Tony Miles

Profile
- Position: Wide receiver

Personal information
- Born: May 16, 1978 (age 48) Mart, Texas, U.S.

Career information
- High school: Mart (TX)
- College: Northwest Missouri State
- NFL draft: 2000: undrafted

Career history
- 2002: Hamilton Tiger-Cats
- 2003–2007: Toronto Argonauts
- 2008: Hamilton Tiger-Cats

Awards and highlights
- Grey Cup champion (2004); CFL All-Star (2003); CFL East All-Star (2003);

= Tony Miles (Canadian football) =

American gridiron football player (born 1978)

Tony Miles (born May 16, 1978) is a former Canadian Football League (CFL) wide receiver/punt returner.

==College career==
Miles attended Northwest Missouri State University.

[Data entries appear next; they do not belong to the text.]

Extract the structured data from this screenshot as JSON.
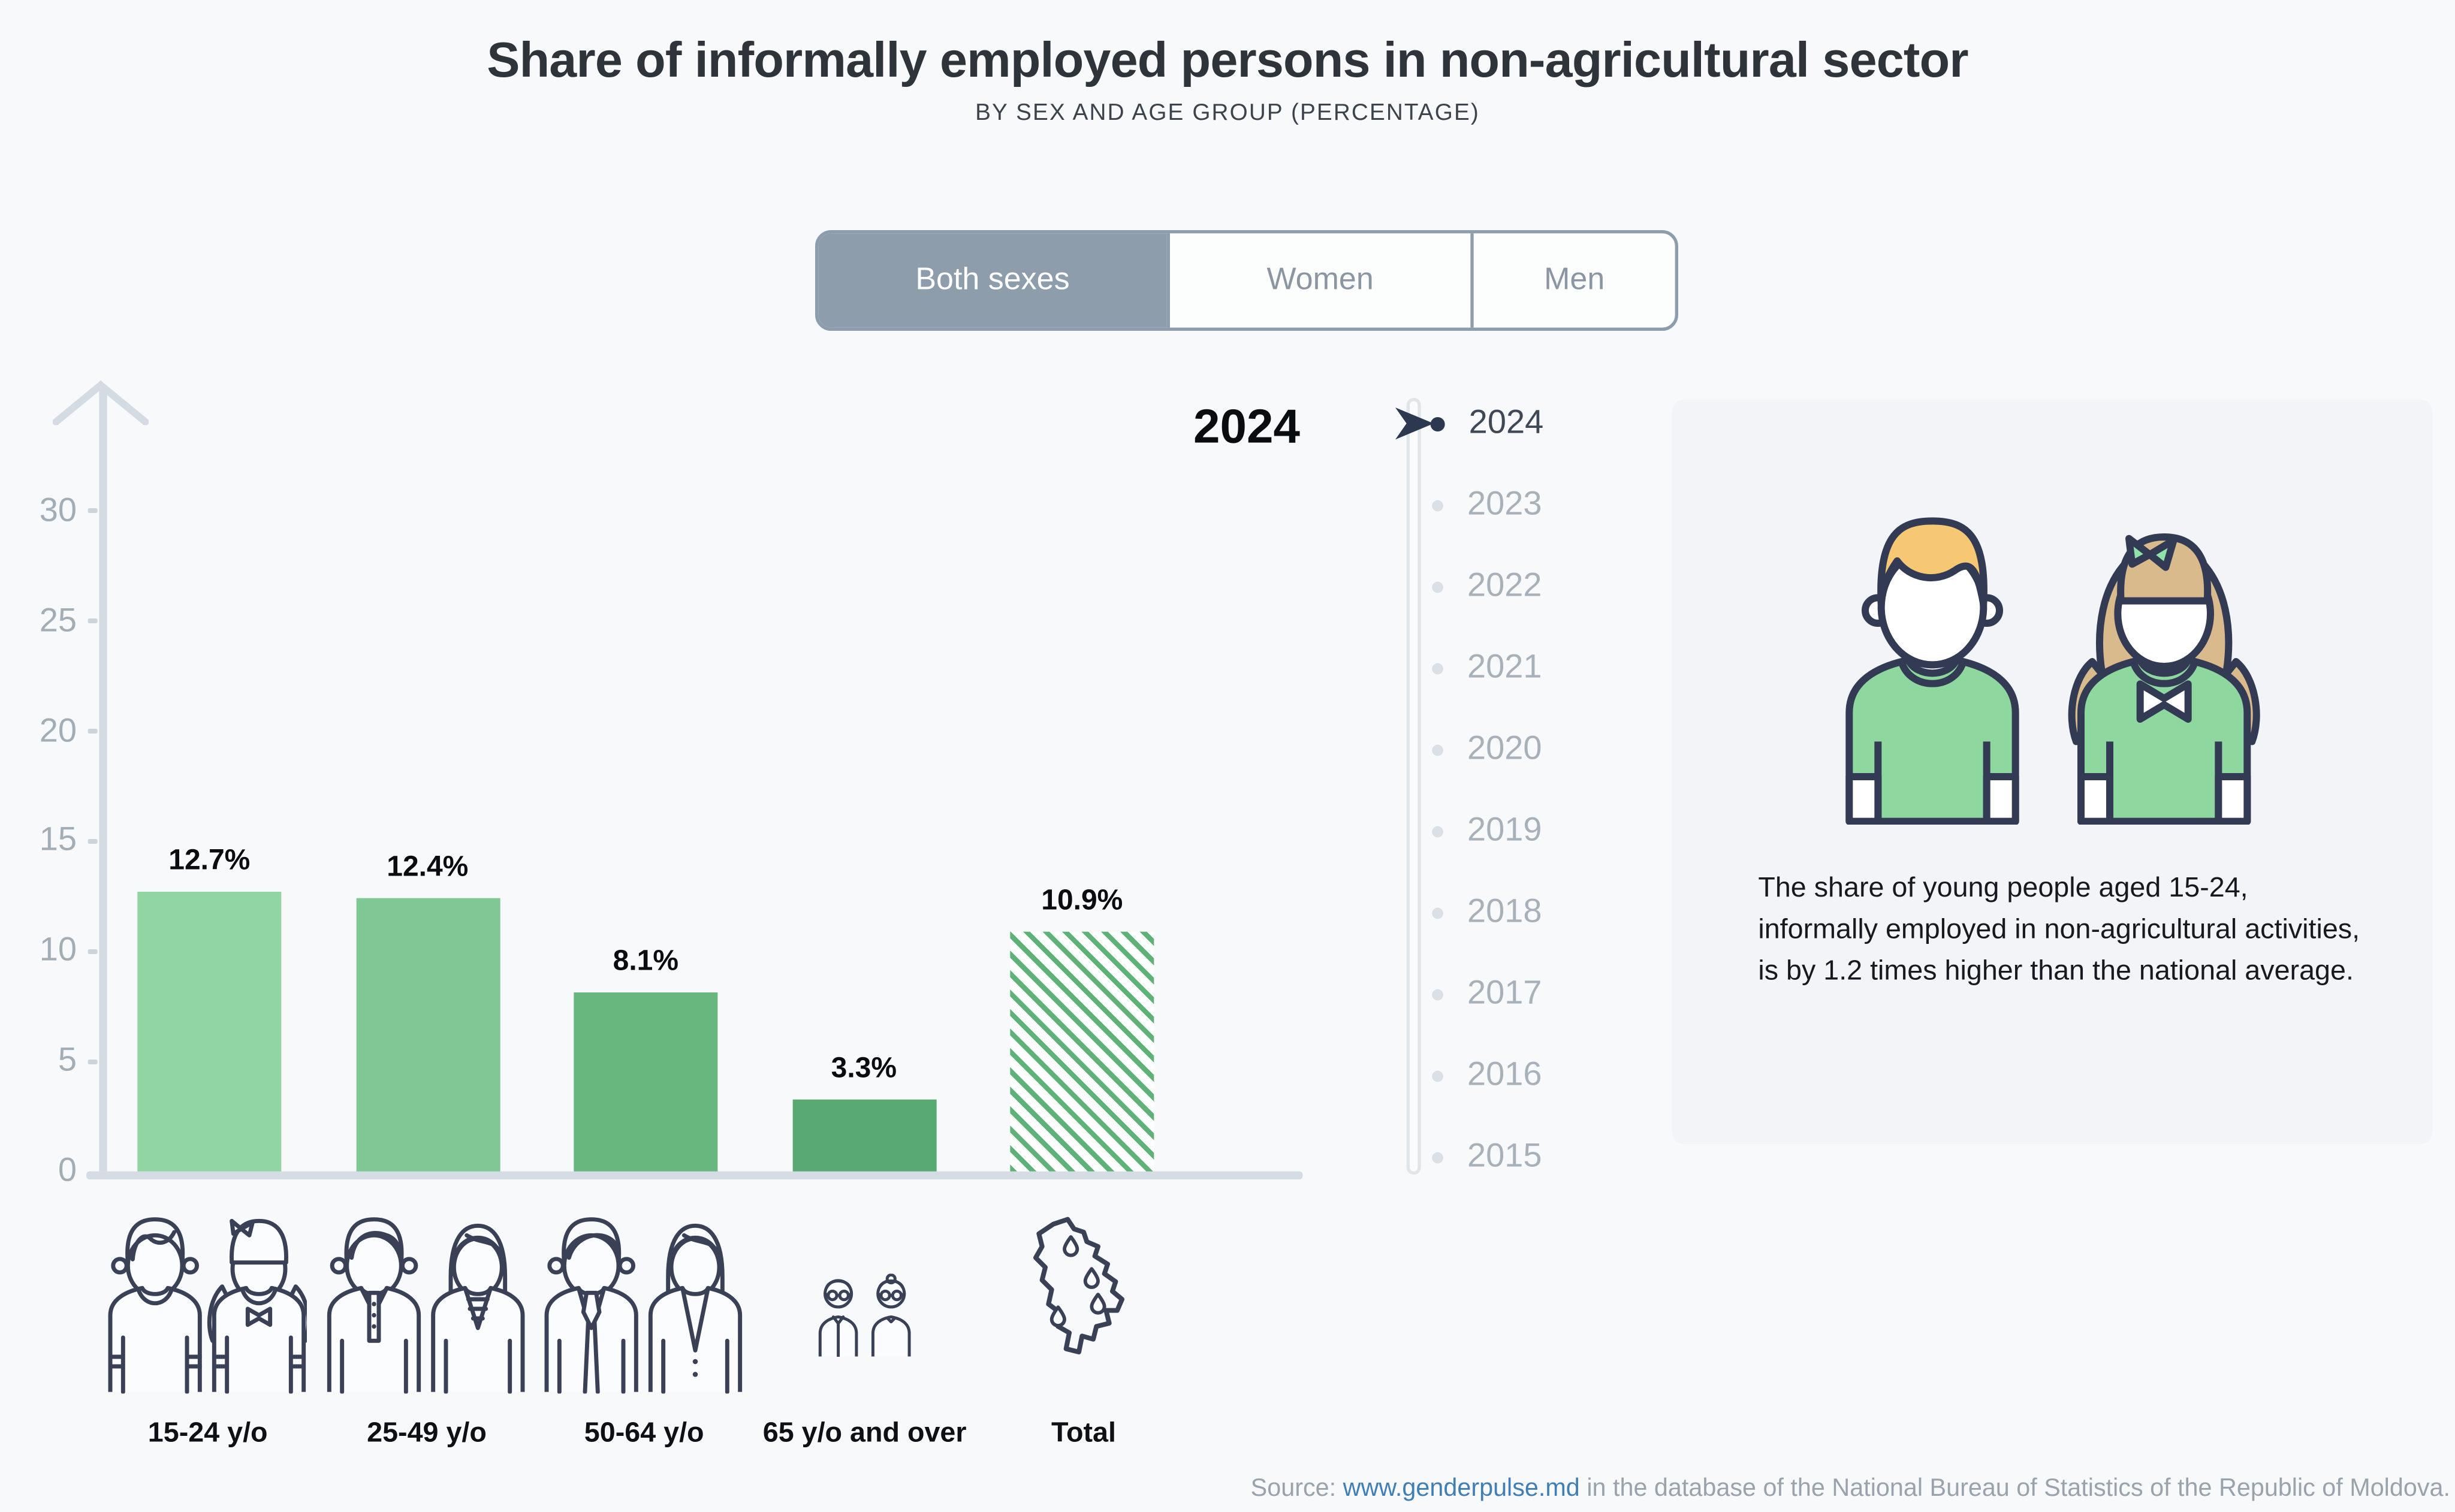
{
  "title": "Share of informally employed persons in non-agricultural sector",
  "subtitle": "BY SEX AND AGE GROUP (PERCENTAGE)",
  "sex_toggle": {
    "options": [
      {
        "label": "Both sexes",
        "selected": true
      },
      {
        "label": "Women",
        "selected": false
      },
      {
        "label": "Men",
        "selected": false
      }
    ]
  },
  "chart_data": {
    "type": "bar",
    "title": "Share of informally employed persons in non-agricultural sector",
    "subtitle": "BY SEX AND AGE GROUP (PERCENTAGE)",
    "selected_year": "2024",
    "categories": [
      "15-24 y/o",
      "25-49 y/o",
      "50-64 y/o",
      "65 y/o and over",
      "Total"
    ],
    "values": [
      12.7,
      12.4,
      8.1,
      3.3,
      10.9
    ],
    "value_labels": [
      "12.7%",
      "12.4%",
      "8.1%",
      "3.3%",
      "10.9%"
    ],
    "xlabel": "",
    "ylabel": "",
    "ylim": [
      0,
      30
    ],
    "yticks": [
      0,
      5,
      10,
      15,
      20,
      25,
      30
    ],
    "grid": false,
    "legend": "none",
    "bar_styles": [
      "#90d5a2",
      "#7fc795",
      "#68b77f",
      "#58aa72",
      "hatch:#5fb277"
    ]
  },
  "timeline": {
    "years": [
      "2024",
      "2023",
      "2022",
      "2021",
      "2020",
      "2019",
      "2018",
      "2017",
      "2016",
      "2015"
    ],
    "selected": "2024"
  },
  "info_card": {
    "text": "The share of young people aged 15-24, informally employed in non-agricultural activities, is by 1.2 times higher than the national average."
  },
  "source": {
    "prefix": "Source: ",
    "link_text": "www.genderpulse.md",
    "suffix": " in the database of the National Bureau of Statistics of the Republic of Moldova."
  },
  "colors": {
    "page_bg": "#f8f9fb",
    "info_card_bg": "#f2f4f7",
    "toggle_selected_bg": "#8d9dab",
    "axis_gray": "#d6dce3",
    "bar_green_light": "#90d5a2",
    "bar_green_dark": "#58aa72",
    "hatch_green": "#5fb277",
    "timeline_active": "#2c3850",
    "link_blue": "#3f7fb6",
    "icon_outline": "#3a4157",
    "hair_yellow": "#f6c873",
    "hair_tan": "#d9ba8c",
    "shirt_green": "#8ed79f"
  }
}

As a freshman, he was an All-MIAA first team selection at wide receiver, and a second team All-MIAA selection at running back. As a senior, he was a first team All-MIAA selection at both, wide receiver and kick returner. As a senior, he was an NCAA Division II All-American, a first team All-MIAA selection at both, wide receiver and kick returner, the MIAA offensive MVP, and one of five players from the NCAA Division II level selected to play in the Hula Bowl. He left school as the all-time career leader in receiving yards (3,079 yards), receiving touchdowns (30 TDs), punt return yardage (1,302 yards), and punts returned for touchdowns (three touchdowns).

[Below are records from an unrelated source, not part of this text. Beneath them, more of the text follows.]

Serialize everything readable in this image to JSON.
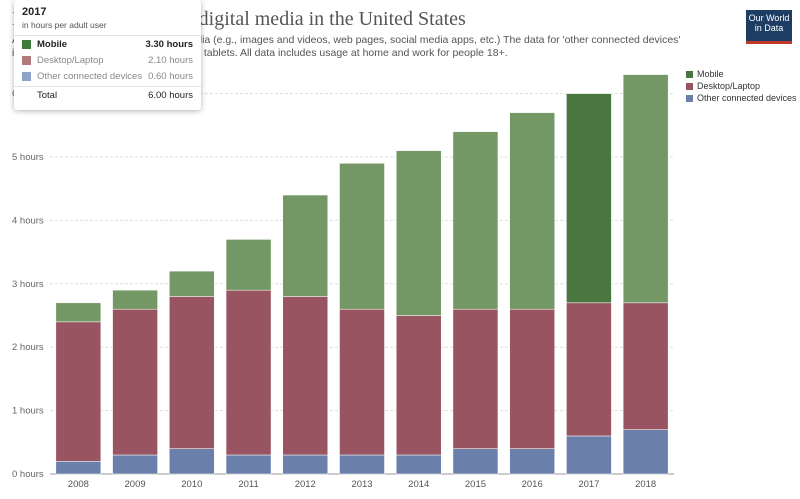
{
  "header": {
    "title": "Daily hours spent with digital media in the United States",
    "subtitle": "Average daily time spent with digital media (e.g., images and videos, web pages, social media apps, etc.) The data for 'other connected devices' includes game consoles, smart TVs, and tablets. All data includes usage at home and work for people 18+."
  },
  "logo": {
    "line1": "Our World",
    "line2": "in Data"
  },
  "tooltip": {
    "year": "2017",
    "unit": "in hours per adult user",
    "rows": [
      {
        "name": "Mobile",
        "value": "3.30 hours",
        "color": "#3e7a38"
      },
      {
        "name": "Desktop/Laptop",
        "value": "2.10 hours",
        "color": "#b07a7d"
      },
      {
        "name": "Other connected devices",
        "value": "0.60 hours",
        "color": "#8fa3c8"
      }
    ],
    "total_label": "Total",
    "total_value": "6.00 hours"
  },
  "chart_data": {
    "type": "bar",
    "stacked": true,
    "categories": [
      "2008",
      "2009",
      "2010",
      "2011",
      "2012",
      "2013",
      "2014",
      "2015",
      "2016",
      "2017",
      "2018"
    ],
    "series": [
      {
        "name": "Other connected devices",
        "color": "#6a80ab",
        "values": [
          0.2,
          0.3,
          0.4,
          0.3,
          0.3,
          0.3,
          0.3,
          0.4,
          0.4,
          0.6,
          0.7
        ]
      },
      {
        "name": "Desktop/Laptop",
        "color": "#985460",
        "values": [
          2.2,
          2.3,
          2.4,
          2.6,
          2.5,
          2.3,
          2.2,
          2.2,
          2.2,
          2.1,
          2.0
        ]
      },
      {
        "name": "Mobile",
        "color": "#739765",
        "values": [
          0.3,
          0.3,
          0.4,
          0.8,
          1.6,
          2.3,
          2.6,
          2.8,
          3.1,
          3.3,
          3.6
        ]
      }
    ],
    "highlight": {
      "category": "2017",
      "colors": {
        "Mobile": "#4a763f",
        "Desktop/Laptop": "#985460",
        "Other connected devices": "#6a80ab"
      }
    },
    "y_ticks": [
      "0 hours",
      "1 hours",
      "2 hours",
      "3 hours",
      "4 hours",
      "5 hours",
      "6 hours"
    ],
    "ylim": [
      0,
      7
    ],
    "legend": [
      {
        "name": "Mobile",
        "color": "#4a763f"
      },
      {
        "name": "Desktop/Laptop",
        "color": "#985460"
      },
      {
        "name": "Other connected devices",
        "color": "#6a80ab"
      }
    ],
    "legend_position": "right",
    "grid": true
  }
}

Miles was listed on the 2026 ballot for the College Football Hall of Fame but did not receive enough votes to be inducted.

==Canadian Football League career==
Miles began his CFL career with the Tiger-Cats in 2002, but was traded to the Toronto Argonauts in 2003 along with fullback Randy Bowles for defensive end Joe Montford. It was with the Argonauts that Miles won a Grey Cup championship in 2004. On February 16, 2008, Miles re-signed with the Tiger-Cats as a free agent.